Затем — дефолт 1998 года, а в нашей стране это было время поисков «нормальных человеческих лиц». Не видевший перспектив для своего бизнеса, герой с семьей уезжает в Америку. Но там ему просто не понравилось, и, видимо, уже в новом тысячелетии семья возвращается в Россию, но не в Москву, а в родной город героя. Из дальних странствий репатриант привез бизнес-идею организации частной «Скорой помощи», что, кстати, давно не новость на Западе.

Далее — организационный период становления фирмы, согласование тридцати трех тысяч требований от разных инстанций. Финальный аккорд, так сказать, «крещендо» всей этой суеты — удовлетворение личных потребностей губернатора, по-видимому, поставленного в область «на кормление», если говорить по-русски, а если по-польски времен Речи Посполитой — «на приставство».

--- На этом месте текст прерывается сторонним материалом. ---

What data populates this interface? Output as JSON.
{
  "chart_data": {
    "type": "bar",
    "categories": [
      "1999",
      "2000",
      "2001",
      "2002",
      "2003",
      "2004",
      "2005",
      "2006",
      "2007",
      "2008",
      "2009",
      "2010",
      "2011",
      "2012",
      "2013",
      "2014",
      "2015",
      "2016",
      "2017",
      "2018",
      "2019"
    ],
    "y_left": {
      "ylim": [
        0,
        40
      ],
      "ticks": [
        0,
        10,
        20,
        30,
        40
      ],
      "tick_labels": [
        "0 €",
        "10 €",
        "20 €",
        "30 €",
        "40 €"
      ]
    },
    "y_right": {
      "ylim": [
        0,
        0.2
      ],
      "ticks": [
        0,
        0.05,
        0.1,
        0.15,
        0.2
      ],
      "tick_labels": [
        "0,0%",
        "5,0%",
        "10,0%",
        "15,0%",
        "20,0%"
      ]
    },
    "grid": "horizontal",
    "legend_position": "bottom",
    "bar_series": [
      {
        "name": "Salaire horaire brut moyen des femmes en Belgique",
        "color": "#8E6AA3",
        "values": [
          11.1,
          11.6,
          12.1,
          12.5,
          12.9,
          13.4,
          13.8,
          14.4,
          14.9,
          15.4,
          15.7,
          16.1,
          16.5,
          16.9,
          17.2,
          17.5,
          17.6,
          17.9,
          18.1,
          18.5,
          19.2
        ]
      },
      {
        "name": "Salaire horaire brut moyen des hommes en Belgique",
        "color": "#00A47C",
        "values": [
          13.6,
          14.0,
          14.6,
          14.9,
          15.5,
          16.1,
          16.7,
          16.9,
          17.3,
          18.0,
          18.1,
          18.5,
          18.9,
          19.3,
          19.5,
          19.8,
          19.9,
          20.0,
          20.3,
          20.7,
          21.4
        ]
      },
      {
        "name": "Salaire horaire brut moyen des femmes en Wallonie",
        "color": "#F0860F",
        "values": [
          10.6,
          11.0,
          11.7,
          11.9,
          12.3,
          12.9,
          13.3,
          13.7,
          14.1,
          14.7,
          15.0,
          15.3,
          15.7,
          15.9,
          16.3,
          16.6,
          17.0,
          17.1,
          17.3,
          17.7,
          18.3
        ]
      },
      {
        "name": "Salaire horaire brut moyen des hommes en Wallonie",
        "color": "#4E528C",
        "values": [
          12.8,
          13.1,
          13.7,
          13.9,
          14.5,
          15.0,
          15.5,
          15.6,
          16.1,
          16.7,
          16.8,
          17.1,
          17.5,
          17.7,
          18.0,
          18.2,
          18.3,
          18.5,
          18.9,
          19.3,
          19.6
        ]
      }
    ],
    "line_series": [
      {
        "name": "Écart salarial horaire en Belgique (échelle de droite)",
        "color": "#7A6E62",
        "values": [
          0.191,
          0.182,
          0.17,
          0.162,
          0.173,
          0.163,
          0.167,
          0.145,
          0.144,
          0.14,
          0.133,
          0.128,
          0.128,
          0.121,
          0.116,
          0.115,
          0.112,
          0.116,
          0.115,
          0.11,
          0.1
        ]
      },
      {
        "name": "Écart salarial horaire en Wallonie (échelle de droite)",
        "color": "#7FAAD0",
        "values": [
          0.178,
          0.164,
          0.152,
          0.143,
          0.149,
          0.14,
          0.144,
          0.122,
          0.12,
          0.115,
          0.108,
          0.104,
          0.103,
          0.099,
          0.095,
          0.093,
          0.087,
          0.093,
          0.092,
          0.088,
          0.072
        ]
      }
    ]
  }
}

Собственно период деловой активности был недолгим: «коль станичники пристали, поминай его, как звали». Губернатор — наш человек, а потребности нашего человека все возрастают и возрастают.

На владельца фирмы не без помощи исполнительной власти было заведено уголовное дело, пришлось судиться, подчиненные на суде, как водится, валили все на шефа, да еще параллельно выяснилось, что они бензинчик приворовывали… Короче говоря — пришлось еще раз раскошеливаться ради того, чтобы дело закрыли, надо думать — это не последний случай. Пришлось, думаю, и поувольнять всех прежних работников. Я. Шафран не говорит об этом для того, чтобы не чернить светлый образ героя (повторюсь). Но кто же будет терпеть воров под боком — даже если и не все крали? Здесь круг замкнулся, что ни говори.

Параллельно развивается еще одно действие. С одной стороны автор описывает немудреную жизнь предков главного героя и некоторых окружающих — рабочих и крестьян, а с другой — бар-интеллигентов. Барская жизнь получилась более яркой, эффектной, интеллектуальной. Боюсь, что это произошло вследствие недостаточного знания автором дореволюционных реалий.

Как уже здесь говорилось, значительная доля «доисторических» врезок представляет собой дискуссию трех человек — монархиста, западника, патриота (у Герцена в «Сороке-воровке»: славянофил, западник, социалист). Встречи и споры этих людей происходят сперва в сонной и благостной царской России, затем — на болгарском побережье Черного моря, куда из Одессы направляются «философские пароходы», и, наконец, в Париже. Нужно, думаю, отдельно обратить внимание на сконструированную Я. Шафраном фигуру «патриота».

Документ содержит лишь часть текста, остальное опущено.